May 25th, 2007 by Eric Nehrlich

Imagine that you're at the ballpark taking batting practice.  The pitching machine is lobbing balls through the strike zone.  You're taking nice and easy swings, driving balls to all fields.

Suddenly, a baseball hits you in the back of the head.

You whirl around to yell at the thrower, and get pegged again by another ball from somebody else.  Soon balls are flying in from all directions, and you're pummelled by the onslaught.

Welcome to the life of a software developer.  When life is going well, they are in the zone, marching through their bugs and features and writing good software.

But then a manager interrupts them to do "just this one thing", knocking them out of the zone.  While they're dealing with that, another coworker needs emergency help finishing up a task.  More last-minute items get dumped on the poor developer.  Eventually they're just trying to survive the week, the zone a distant memory.

It's happened to all of us.  And it ain't no fun.  So how does FogBugz help with that?

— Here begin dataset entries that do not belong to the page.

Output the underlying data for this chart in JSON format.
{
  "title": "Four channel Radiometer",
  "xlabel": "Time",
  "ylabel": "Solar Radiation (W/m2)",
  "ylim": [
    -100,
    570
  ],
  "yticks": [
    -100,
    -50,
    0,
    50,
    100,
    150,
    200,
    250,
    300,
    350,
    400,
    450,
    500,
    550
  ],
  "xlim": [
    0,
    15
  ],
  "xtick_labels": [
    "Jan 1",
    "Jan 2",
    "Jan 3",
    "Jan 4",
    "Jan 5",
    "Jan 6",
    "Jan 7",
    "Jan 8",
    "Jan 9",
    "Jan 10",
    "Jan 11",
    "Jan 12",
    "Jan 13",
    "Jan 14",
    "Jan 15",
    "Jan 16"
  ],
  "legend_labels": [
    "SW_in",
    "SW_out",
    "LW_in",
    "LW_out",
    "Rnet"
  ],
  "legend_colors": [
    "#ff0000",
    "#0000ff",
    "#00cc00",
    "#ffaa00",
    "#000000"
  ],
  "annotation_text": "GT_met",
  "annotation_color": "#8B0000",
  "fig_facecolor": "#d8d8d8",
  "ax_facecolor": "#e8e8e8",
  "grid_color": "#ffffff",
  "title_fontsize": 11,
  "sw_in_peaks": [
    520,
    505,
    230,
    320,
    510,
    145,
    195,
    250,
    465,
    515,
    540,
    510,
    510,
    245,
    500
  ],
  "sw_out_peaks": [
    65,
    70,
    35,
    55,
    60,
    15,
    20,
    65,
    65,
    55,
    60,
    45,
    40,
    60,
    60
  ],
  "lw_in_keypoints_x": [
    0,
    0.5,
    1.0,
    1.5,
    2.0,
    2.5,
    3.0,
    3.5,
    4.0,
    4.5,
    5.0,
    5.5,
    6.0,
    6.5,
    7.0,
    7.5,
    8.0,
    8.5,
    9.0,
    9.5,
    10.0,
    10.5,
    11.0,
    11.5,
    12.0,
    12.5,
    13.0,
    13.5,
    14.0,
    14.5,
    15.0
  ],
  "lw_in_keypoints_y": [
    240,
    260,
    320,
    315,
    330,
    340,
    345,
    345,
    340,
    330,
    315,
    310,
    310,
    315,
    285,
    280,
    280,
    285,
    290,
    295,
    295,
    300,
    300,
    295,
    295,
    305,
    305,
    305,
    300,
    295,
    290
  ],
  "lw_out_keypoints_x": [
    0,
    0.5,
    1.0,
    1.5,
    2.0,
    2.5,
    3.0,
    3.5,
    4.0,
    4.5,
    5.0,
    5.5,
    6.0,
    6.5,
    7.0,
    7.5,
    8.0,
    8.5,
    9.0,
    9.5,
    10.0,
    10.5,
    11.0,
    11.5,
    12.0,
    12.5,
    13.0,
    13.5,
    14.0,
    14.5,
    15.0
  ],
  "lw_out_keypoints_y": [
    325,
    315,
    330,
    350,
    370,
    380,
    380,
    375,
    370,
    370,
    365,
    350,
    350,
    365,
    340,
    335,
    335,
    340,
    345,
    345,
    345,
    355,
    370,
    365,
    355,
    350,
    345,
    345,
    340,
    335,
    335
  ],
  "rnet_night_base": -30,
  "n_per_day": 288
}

FogBugz is like the pitching machine – it feeds tasks to developers in an orderly fashion.  The developer settles down in front of their computer, reads their email, checks Reddit, opens FogBugz and says "Show me the open cases that are part of the next release that are assigned to me, sorted by priority".  Boom.  There's the list, in order, of what the developer needs to work on.

When new tasks arise, they are not thrown straight at the developer, jolting them out of the zone.  Instead, they are fed into FogBugz, where the project manager takes care of prioritizing the task, placing it in the proper release, and assigning it to the appropriate developer.  The task shows up on the list in FogBugz, but the developer hasn't been disturbed from the zone.

By using FogBugz to manage the tasks confronting a software development team, you get more productive developers.  FogBugz lets them hit balls out of the park.

P.S. Thanks to Brett, one of our developers, for the baseball analogy.